With no movie stars to promote their films, studios have begun promoting some fall releases, including Zendaya’s high-profile tennis drama “Challengers.”

But for now, it’s just a positive story that even could continue for the next few weeks.

“There could be a sequel next weekend,” said Paul Dergarabedian, a senior media analyst at Comscore. “The FOMO factor will increase due to this monumental event box office focused on the cinema experience.

Estimated ticket sales Friday through Sunday at theaters in the US and Canada, according to Comscore.
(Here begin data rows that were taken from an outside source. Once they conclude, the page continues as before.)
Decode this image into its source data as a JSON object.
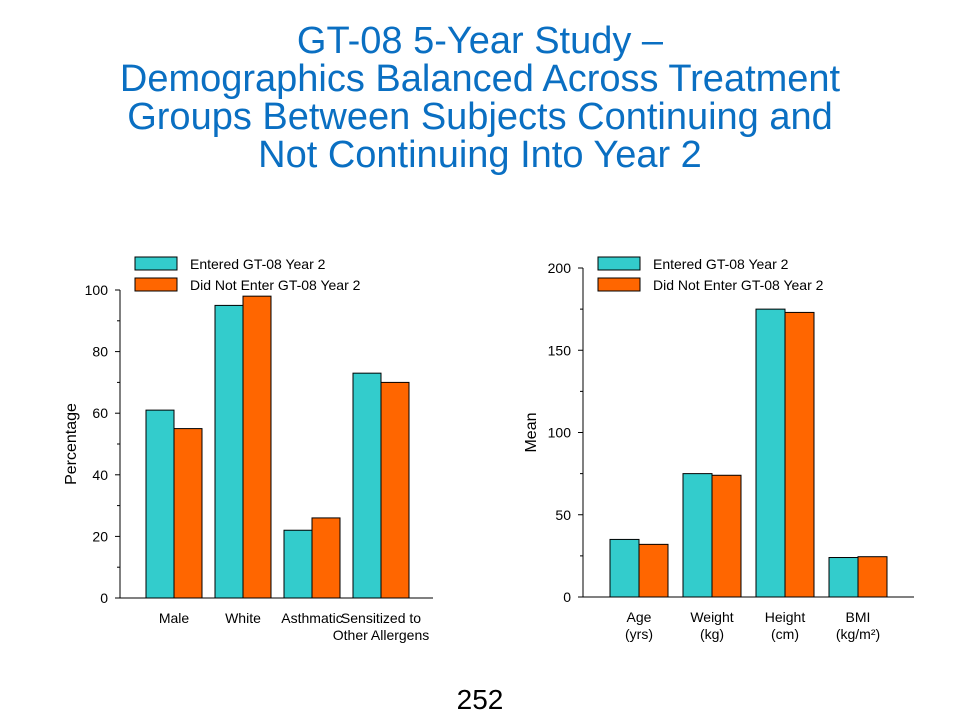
{
  "slide": {
    "title_lines": [
      "GT-08 5-Year Study –",
      "Demographics Balanced Across Treatment",
      "Groups Between Subjects Continuing and",
      "Not Continuing Into Year 2"
    ],
    "page_number": "252"
  },
  "colors": {
    "entered": "#33cccc",
    "not_entered": "#ff6600",
    "title": "#0a6fc2"
  },
  "chart_data": [
    {
      "type": "bar",
      "ylabel": "Percentage",
      "ylim": [
        0,
        100
      ],
      "yticks": [
        0,
        20,
        40,
        60,
        80,
        100
      ],
      "categories": [
        [
          "Male"
        ],
        [
          "White"
        ],
        [
          "Asthmatic"
        ],
        [
          "Sensitized to",
          "Other Allergens"
        ]
      ],
      "series": [
        {
          "name": "Entered GT-08 Year 2",
          "values": [
            61,
            95,
            22,
            73
          ]
        },
        {
          "name": "Did Not Enter GT-08 Year 2",
          "values": [
            55,
            98,
            26,
            70
          ]
        }
      ],
      "legend": "top-left"
    },
    {
      "type": "bar",
      "ylabel": "Mean",
      "ylim": [
        0,
        200
      ],
      "yticks": [
        0,
        50,
        100,
        150,
        200
      ],
      "categories": [
        [
          "Age",
          "(yrs)"
        ],
        [
          "Weight",
          "(kg)"
        ],
        [
          "Height",
          "(cm)"
        ],
        [
          "BMI",
          "(kg/m²)"
        ]
      ],
      "series": [
        {
          "name": "Entered GT-08 Year 2",
          "values": [
            35,
            75,
            175,
            24
          ]
        },
        {
          "name": "Did Not Enter GT-08 Year 2",
          "values": [
            32,
            74,
            173,
            24.5
          ]
        }
      ],
      "legend": "top-left"
    }
  ]
}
The final national figures will be released on Monday.

1. “Barbie,” $155 million.

2. “Oppenheimer”, 80.5 million dollars.

3. “Sound of Freedom”, $20.1 million.

4. “Mission: Impossible-Dead Reckoning Part I,” $19.5 million.

5. “Indiana Jones and the Dial of Fate”, $6.7 million.

6. “Insidious: The Red Door,” $6.5 million.

7. “Elementary,” $5.8 million.

8. “Spider-Man: Across the Spider-Verse,” $2.8 million.

9. “Transformers: Rise of the Beasts”, 1.1 million.

10. “No hard feelings,” $1.1 million.